In New York City and on Long Island, the ASPCA has rescued more than 300 animals and treated or provided supplies to about 13,000, working with government and private animal welfare agencies, said spokeswoman Emily Schneider.
City shelters took in about 400 animals along with their families in the first days after Sandy, Schneider said. There are now more than 100 in shelters with their owners, and a mobile animal medical clinic is cruising decimated neighborhoods in the Rockaway areas of Queens and on Staten Island.
In New Jersey, the Humane Society deployed dozens of first responders using mobile units and boats to bring in about 60 displaced animals each day on the barrier islands hit by the storm.

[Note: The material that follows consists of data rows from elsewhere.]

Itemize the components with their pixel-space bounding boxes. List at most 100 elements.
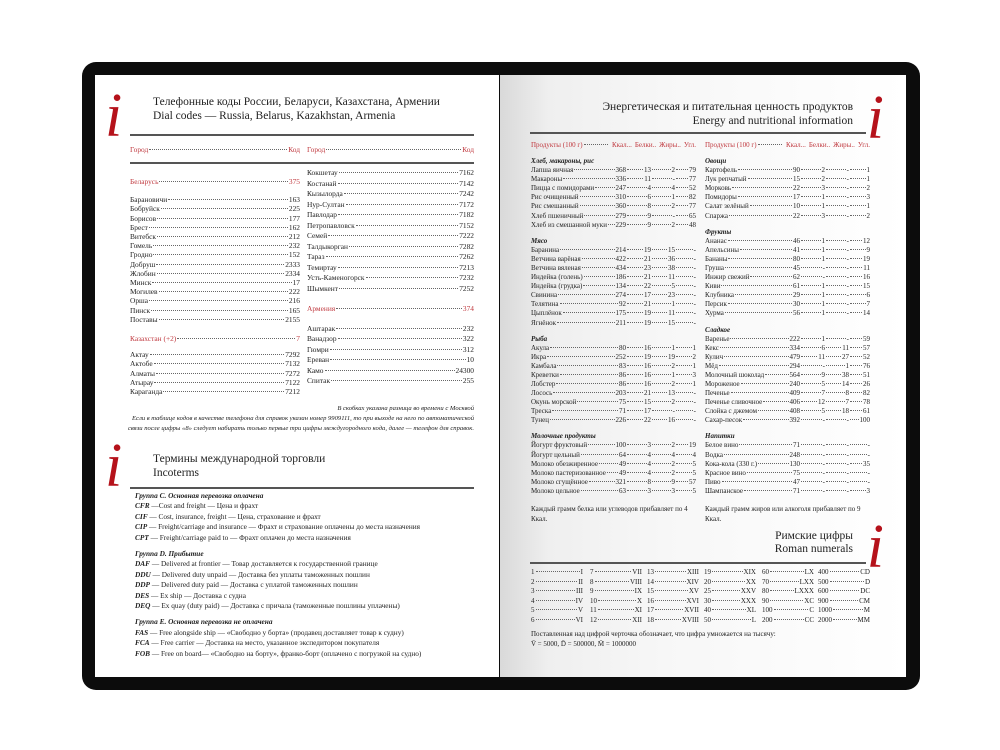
roman-row: 40 XL xyxy=(704,606,756,616)
value-cell: 2 xyxy=(651,398,675,407)
carbs: 61 xyxy=(863,407,870,416)
leader xyxy=(627,214,647,216)
value-cell: 15 xyxy=(651,319,675,328)
value-cell: - xyxy=(800,469,825,478)
carbs: 82 xyxy=(689,193,696,202)
leader xyxy=(829,590,860,592)
header-city: Город xyxy=(130,145,149,154)
nutrition-row: Треска 71 17 - - xyxy=(531,407,696,416)
carbs: - xyxy=(867,441,870,450)
carbs: 7 xyxy=(866,300,871,309)
nutrition-row: Свинина 274 17 23 - xyxy=(531,291,696,300)
nutrition-row: Телятина 92 21 1 - xyxy=(531,300,696,309)
carbs: 3 xyxy=(866,486,871,495)
leader xyxy=(850,337,862,339)
leader xyxy=(826,312,846,314)
arabic-number: 15 xyxy=(647,587,654,596)
city-name: Гюмри xyxy=(307,344,329,354)
value-cell: 2 xyxy=(651,441,675,450)
city-row: Витебск 212 xyxy=(130,232,300,241)
leader xyxy=(826,382,841,384)
kcal: 86 xyxy=(619,379,626,388)
dial-code: 216 xyxy=(288,296,300,306)
leader xyxy=(655,609,684,611)
dial-code: 7 xyxy=(296,334,300,344)
fat: - xyxy=(846,211,849,220)
nutrition-row: Ветчина варёная 422 21 36 - xyxy=(531,255,696,264)
leader xyxy=(598,599,636,601)
value-cell: - xyxy=(675,264,696,273)
product-name: Ананас xyxy=(705,236,727,245)
leader xyxy=(627,480,647,482)
kcal: 222 xyxy=(789,334,801,343)
nutrition-row: Цыплёнок 175 19 11 - xyxy=(531,309,696,318)
kcal: 46 xyxy=(793,236,800,245)
product-cell: Индейка (грудка) 134 xyxy=(531,282,626,291)
dial-code: 7162 xyxy=(459,168,474,177)
kcal: 49 xyxy=(619,459,626,468)
header-product: Продукты (100 г) xyxy=(531,141,583,149)
roman-row: 20 XX xyxy=(704,578,756,588)
leader xyxy=(676,419,693,421)
roman-number: VIII xyxy=(629,577,642,586)
city-name: Караганда xyxy=(130,387,163,397)
protein: 5 xyxy=(821,407,826,416)
carbs: 76 xyxy=(863,361,870,370)
protein: - xyxy=(822,468,825,477)
arabic-number: 100 xyxy=(762,606,773,615)
city-row: Семей 7222 xyxy=(307,231,474,242)
leader xyxy=(652,419,667,421)
nutrition-row: Лосось 203 21 13 - xyxy=(531,389,696,398)
leader xyxy=(718,364,789,366)
leader xyxy=(627,178,644,180)
product-name: Кока-кола (330 г.) xyxy=(705,459,758,468)
nutrition-column-1: Продукты (100 г) Ккал... Белки.. Жиры.. Угл.… xyxy=(531,141,696,524)
city-name: Брест xyxy=(130,222,148,232)
product-name: Хлеб из смешанной муки xyxy=(531,220,607,229)
carbs: 4 xyxy=(692,450,697,459)
leader xyxy=(829,599,859,601)
protein: 11 xyxy=(818,352,825,361)
leader xyxy=(676,321,693,323)
roman-row: 2 II xyxy=(531,578,583,588)
leader xyxy=(627,321,643,323)
fat: 3 xyxy=(671,486,676,495)
product-name: Молоко сгущённое xyxy=(531,477,588,486)
city-name: Нур-Султан xyxy=(307,199,345,209)
kcal: 83 xyxy=(619,361,626,370)
carbs: 9 xyxy=(866,245,871,254)
dial-column-1: Беларусь 375 Барановичи 163 Бобруйск 225 Борис… xyxy=(130,177,300,396)
product-cell: Молоко обезжиренное 49 xyxy=(531,460,626,469)
fat: - xyxy=(846,245,849,254)
fat: - xyxy=(846,184,849,193)
protein: 1 xyxy=(821,300,826,309)
dial-code: 7142 xyxy=(459,178,474,188)
incoterm-desc: — Delivered duty paid — Доставка с уплат… xyxy=(150,580,358,590)
roman-row: 3 III xyxy=(531,587,583,597)
carbs: - xyxy=(693,389,696,398)
protein: 6 xyxy=(821,343,826,352)
header-3: Жиры xyxy=(833,141,852,149)
dots-sep: .. xyxy=(677,141,681,149)
value-cell: 23 xyxy=(626,264,651,273)
leader xyxy=(850,382,862,384)
leader xyxy=(728,257,792,259)
value-cell: - xyxy=(825,273,849,282)
value-cell: 3 xyxy=(626,487,651,496)
leader xyxy=(153,245,288,247)
carbs: 26 xyxy=(863,379,870,388)
leader xyxy=(737,196,792,198)
leader xyxy=(652,205,671,207)
city-name: Темиртау xyxy=(307,262,337,272)
leader xyxy=(801,480,822,482)
value-cell: - xyxy=(800,416,825,425)
leader xyxy=(676,355,692,357)
value-cell: - xyxy=(675,246,696,255)
city-row: Брест 162 xyxy=(130,223,300,232)
leader xyxy=(850,392,862,394)
right-page: Энергетическая и питательная ценность пр… xyxy=(500,75,906,677)
left-page: i Телефонные коды России, Беларуси, Каза… xyxy=(95,75,499,677)
nutrition-row: Хлеб пшеничный 279 9 - 65 xyxy=(531,212,696,221)
protein: - xyxy=(822,459,825,468)
city-name: Кызылорда xyxy=(307,189,343,198)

Two weeks after Sandy made landfall, followed a week later by a nor'easter, search-and-rescue teams were led by Animal Care & Control of NYC, a city-contracted nonprofit responding to hotline calls about pets in distress. Callers are owners forced to leave animals behind or unable to care for them, or people who see them wandering in hard-hit areas.
A Manhattan shelter takes in animals round the clock, hoping for owners to show up. And social media teams scour the Internet for reports of lost pets, helping reunite them with owners.
Rescuing animals is mandatory under federal law, which requires local and state governments to include plans for pets in emergency procedures. Federal Emergency Management Agency funds go toward the welfare of animals in disaster zones.
New York City's human shelters are required to accept pets, and so are taxis and public transportation.
More than 200 dogs, cats and other pets from a devastated area of Long Island are being sheltered in the gymnasium of a community college, set up by the North Shore Animal League America, the nation's largest no-kill rescue and adoption organization. Many, like the Sherwoods' Schwartz and Scooter, belong to owners in nearby shelters and hotels.